Two patterns stand out as you move the slider. First, transceivers grow faster than switches. Every IB link needs a transceiver at each end, and a full fat-tree doubles the link count (server-to-leaf plus leaf-to-spine). Second, the switch generation matters: Q3400 packs 144 ports versus 64 on a QM9700, so larger clusters need fewer physical switches per GPU.
References
- Cost percentages based on BOMs we have reviewed across clusters ranging from 16 to 24,576 GPUs. See our AI Cluster Cost Breakdown for detailed analysis.
- Zhu et al., “Congestion Control for Large-Scale RDMA Deployments,” ACM SIGCOMM 2015
- AI Back-End Networks Continue Their Shift to Ethernet, Dell’Oro Group (December 2025)
- Ultra Ethernet Consortium, a Linux Foundation project for Ethernet-based AI/HPC networking (founded 2023)
- NVIDIA ConnectX-7 InfiniBand/VPI Adapter Card Datasheet — sub-1.3 μs InfiniBand end-to-end latency
- Dubey et al., “The Llama 3 Herd of Models,” Meta (2024) — Section 3.3.4 on training reliability
- “RoCE networks for distributed AI training at scale,” Meta Engineering (August 2024)
Frequently Asked Questions
What percentage of AI cluster cost goes to networking?
Networking runs roughly 20% of total cluster cost.

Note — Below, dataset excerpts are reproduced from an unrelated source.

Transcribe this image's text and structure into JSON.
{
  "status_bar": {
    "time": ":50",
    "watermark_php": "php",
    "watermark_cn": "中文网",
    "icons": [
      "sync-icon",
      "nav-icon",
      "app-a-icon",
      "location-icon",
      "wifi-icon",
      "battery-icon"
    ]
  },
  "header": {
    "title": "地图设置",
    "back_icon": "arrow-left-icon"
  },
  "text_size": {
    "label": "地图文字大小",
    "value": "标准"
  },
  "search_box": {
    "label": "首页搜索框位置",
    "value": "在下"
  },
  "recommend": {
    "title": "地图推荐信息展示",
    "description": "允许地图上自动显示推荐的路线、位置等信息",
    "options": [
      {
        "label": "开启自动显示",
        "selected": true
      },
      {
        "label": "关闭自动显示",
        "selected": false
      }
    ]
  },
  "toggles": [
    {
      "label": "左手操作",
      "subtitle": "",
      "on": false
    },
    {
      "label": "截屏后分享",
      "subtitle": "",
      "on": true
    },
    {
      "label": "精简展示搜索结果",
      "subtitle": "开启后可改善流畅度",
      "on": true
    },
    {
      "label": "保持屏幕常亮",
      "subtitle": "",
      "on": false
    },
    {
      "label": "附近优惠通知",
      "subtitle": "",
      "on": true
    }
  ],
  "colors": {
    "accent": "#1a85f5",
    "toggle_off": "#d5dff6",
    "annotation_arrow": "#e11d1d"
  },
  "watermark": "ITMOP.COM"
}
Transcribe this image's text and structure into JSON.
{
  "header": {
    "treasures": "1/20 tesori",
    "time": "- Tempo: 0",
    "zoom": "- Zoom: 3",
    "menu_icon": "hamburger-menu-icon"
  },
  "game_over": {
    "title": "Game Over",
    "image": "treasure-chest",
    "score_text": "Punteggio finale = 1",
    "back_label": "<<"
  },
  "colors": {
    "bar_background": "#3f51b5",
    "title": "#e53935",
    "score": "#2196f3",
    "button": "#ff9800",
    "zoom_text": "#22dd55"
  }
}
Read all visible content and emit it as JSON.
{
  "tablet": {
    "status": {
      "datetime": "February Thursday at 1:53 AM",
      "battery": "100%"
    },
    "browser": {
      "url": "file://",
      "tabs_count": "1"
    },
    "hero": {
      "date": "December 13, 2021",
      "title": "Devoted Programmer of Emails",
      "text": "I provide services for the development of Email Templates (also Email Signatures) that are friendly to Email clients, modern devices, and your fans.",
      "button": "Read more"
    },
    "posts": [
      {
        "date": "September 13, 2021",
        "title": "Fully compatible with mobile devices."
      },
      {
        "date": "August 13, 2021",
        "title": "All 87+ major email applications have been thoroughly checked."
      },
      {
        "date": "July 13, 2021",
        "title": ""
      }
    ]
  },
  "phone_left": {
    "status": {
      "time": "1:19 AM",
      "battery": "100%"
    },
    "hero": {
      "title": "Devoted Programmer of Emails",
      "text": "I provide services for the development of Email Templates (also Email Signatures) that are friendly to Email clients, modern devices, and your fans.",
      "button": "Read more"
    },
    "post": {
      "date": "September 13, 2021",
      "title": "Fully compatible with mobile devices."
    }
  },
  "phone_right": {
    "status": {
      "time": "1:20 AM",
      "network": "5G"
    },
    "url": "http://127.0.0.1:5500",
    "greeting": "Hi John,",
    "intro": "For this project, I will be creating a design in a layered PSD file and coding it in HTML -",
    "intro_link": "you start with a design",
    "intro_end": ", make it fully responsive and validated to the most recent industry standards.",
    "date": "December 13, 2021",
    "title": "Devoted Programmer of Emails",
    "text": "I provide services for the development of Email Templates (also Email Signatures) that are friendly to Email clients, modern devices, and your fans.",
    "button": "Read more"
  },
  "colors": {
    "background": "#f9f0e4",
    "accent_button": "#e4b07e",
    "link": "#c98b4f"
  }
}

Transceivers grow faster than switches as cluster size increases because every link needs a transceiver at each end, and a full fat-tree doubles the link count (server-to-leaf plus leaf-to-spine). In the clusters we have reviewed, optics and cabling regularly cost more than the switches themselves.
What is leaf-spine topology?
Leaf-spine is the standard network layout for AI clusters. Leaf switches connect directly to servers. Spine switches connect leaves to each other. Data goes up from leaf to spine, then back down to the destination leaf. Multiple spines provide multiple paths, so traffic spreads out instead of funneling through one point.
Should you use InfiniBand or Ethernet for GPU training?
Most dedicated training clusters at smaller scale use InfiniBand, where the simpler setup outweighs the per-port premium. Hyperscalers like Meta choose Ethernet for the lower cost per port and multi-vendor switch options. As of Q3 2025, Ethernet accounted for more than two-thirds of AI back-end network switch sales. ConnectX NICs support both protocols: the same card runs InfiniBand or Ethernet depending on which switch it plugs into.
How many switches does a GPU cluster need?
It depends on scale. 16 GPUs (2 servers) need 3 switches. 192 GPUs (24 servers) need 6 switches in two layers. 576 GPUs (72 servers) need 12. At 24,576 GPUs (3,072 servers), the fabric hits three layers: 768 leaf + 768 spine + 384 superspine = 1,920 switches total.